Movimentos contrários ao adensamento dificultam mudanças nas leis
A existência de uma minoria “muito barulhenta”, movida por questões ideológicas, que são contra o avanço dos municípios, é um dos entraves ao andamento das reformas nos zoneamentos, salienta Cavalcante. “Existe um grande rancor, um ranço, contra o desenvolvimento imobiliário, pois muitas pessoas acham que ele – ou seja, a produção de habitação para os cidadãos – é o mesmo que especulação imobiliária”, avalia. Esse movimento, pondera o coordenador do Somos Cidade, é potencializado pela mobilização de associações de moradores e pelos Nimbys (do inglês, Não no Meu Jardim), que querem manter seus privilégios de viver em áreas com opções de lazer, comércio, serviços e empregos. “Todo mundo quer viver em uma casa no centro da cidade, ou, em algumas situações, em mansões, como nos Jardins, no meio de São Paulo, mas isso é uma coisa totalmente fora de sentido. Precisamos, cada vez mais, trazer as classes média e média baixa para morar nessas regiões, e isso só é possível através do adensamento, da verticalização”, assinala.

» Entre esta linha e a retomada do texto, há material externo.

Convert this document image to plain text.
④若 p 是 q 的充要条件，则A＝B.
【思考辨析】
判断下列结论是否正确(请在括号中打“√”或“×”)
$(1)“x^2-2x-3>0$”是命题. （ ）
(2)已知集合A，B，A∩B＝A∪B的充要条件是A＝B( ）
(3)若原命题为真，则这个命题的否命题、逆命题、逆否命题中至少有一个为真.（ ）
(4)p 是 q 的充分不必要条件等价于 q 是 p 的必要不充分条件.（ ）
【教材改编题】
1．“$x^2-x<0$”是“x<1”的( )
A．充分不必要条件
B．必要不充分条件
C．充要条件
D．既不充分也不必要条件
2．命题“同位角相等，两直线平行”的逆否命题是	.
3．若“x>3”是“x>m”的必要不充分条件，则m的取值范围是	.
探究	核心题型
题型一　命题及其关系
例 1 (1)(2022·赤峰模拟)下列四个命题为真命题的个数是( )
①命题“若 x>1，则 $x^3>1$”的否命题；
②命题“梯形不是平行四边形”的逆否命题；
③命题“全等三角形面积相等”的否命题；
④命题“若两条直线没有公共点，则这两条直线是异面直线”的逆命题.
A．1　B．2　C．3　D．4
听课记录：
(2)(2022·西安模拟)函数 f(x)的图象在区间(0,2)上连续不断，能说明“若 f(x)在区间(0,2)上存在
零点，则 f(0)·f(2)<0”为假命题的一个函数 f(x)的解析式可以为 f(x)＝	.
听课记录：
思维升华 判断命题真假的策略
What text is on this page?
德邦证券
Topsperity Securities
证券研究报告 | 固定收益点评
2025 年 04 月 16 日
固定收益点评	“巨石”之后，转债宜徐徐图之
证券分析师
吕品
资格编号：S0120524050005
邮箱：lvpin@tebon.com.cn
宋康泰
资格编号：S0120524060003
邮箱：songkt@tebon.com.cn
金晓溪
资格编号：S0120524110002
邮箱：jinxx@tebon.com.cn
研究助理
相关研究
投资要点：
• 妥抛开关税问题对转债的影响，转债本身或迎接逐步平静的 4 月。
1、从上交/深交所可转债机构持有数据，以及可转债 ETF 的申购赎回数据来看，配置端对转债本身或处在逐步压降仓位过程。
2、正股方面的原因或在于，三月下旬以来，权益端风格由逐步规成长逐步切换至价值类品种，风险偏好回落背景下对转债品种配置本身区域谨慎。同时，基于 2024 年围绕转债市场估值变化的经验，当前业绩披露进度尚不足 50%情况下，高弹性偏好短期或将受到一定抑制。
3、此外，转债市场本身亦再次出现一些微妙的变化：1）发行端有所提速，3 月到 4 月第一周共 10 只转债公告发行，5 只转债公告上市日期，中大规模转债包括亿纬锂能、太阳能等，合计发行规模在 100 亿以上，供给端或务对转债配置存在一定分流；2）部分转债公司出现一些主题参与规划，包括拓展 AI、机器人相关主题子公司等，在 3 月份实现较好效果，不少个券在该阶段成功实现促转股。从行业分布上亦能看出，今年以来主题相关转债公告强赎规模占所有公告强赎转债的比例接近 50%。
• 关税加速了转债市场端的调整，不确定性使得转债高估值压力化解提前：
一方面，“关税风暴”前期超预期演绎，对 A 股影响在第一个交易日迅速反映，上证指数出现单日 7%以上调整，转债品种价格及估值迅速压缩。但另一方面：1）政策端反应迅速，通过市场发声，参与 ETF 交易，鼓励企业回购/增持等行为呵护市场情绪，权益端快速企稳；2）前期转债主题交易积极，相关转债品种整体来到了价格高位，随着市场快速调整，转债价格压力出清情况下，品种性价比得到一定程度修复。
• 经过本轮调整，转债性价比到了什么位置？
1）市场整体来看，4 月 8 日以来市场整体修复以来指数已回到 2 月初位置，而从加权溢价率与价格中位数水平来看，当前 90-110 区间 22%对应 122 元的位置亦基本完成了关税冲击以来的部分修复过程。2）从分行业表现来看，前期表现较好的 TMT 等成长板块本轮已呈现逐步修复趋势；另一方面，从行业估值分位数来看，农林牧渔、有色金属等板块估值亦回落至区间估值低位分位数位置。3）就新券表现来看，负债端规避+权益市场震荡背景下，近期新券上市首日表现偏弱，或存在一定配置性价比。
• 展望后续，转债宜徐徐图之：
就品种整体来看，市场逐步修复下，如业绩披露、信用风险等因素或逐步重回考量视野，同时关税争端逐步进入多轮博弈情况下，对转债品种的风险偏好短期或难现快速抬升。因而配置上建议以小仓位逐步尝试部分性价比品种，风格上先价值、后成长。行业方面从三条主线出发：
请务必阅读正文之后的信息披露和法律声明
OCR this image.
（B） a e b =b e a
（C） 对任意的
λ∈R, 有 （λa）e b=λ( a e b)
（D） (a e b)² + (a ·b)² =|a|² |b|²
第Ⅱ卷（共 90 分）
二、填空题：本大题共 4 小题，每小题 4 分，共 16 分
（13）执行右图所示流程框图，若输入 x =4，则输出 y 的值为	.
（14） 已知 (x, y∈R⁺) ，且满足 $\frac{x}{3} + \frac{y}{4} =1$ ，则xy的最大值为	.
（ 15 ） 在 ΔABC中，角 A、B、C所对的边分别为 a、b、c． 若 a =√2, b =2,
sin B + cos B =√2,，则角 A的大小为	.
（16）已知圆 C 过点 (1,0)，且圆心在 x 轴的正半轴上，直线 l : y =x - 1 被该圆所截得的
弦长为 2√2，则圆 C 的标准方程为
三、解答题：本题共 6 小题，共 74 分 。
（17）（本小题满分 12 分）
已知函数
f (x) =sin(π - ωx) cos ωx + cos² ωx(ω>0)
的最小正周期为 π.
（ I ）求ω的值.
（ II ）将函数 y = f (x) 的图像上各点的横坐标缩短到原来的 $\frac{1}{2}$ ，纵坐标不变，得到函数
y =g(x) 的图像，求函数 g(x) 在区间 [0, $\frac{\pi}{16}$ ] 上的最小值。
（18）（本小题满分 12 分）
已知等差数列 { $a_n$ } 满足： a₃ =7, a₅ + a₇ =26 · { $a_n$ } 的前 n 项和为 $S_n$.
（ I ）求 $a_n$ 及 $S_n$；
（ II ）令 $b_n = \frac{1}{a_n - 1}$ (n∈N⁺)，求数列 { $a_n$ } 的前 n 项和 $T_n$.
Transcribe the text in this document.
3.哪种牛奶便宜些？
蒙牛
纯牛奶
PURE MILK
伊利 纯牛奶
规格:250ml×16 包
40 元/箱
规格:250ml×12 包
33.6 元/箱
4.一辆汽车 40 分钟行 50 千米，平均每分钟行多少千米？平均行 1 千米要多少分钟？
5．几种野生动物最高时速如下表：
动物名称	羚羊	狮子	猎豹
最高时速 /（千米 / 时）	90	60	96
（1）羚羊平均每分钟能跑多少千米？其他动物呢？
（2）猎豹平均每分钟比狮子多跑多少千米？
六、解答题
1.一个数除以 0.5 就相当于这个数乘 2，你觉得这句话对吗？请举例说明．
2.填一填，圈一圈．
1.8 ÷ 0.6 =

Apesar de não contemplarem a visão de todos os habitantes de um bairro, muitos deles favoráveis a novos empreendidos que valorizariam os seus patrimônios, as associações de moradores e os Nimbys exercem “grande e desproporcional influência” nos governos locais na decisão sobre a concretização ou não de obras de infraestrutura e de qualquer tipo de desenvolvimento nas localidades. “Deixando esses gestores e autoridades reféns”, declara Cavalcante. O coordenador do Somos Cidade complementa que tudo que vá “alterar o status quo deles (associações de bairro), eles são contra”.
Ele conta também que esses grupos conseguem se articular com integrantes das academias e facções ideológicas, inclusive lançando campanhas profissionais e que envolvem valores significativos, alcançando uma ampla repercussão na mídia e impactando no posicionamento de funcionários das administrações públicas. “Como a maioria silenciosa não se articula para fazer uma contramobilização, muitos projetos que acrescentariam mais residências deixam de ser construídos”, alega.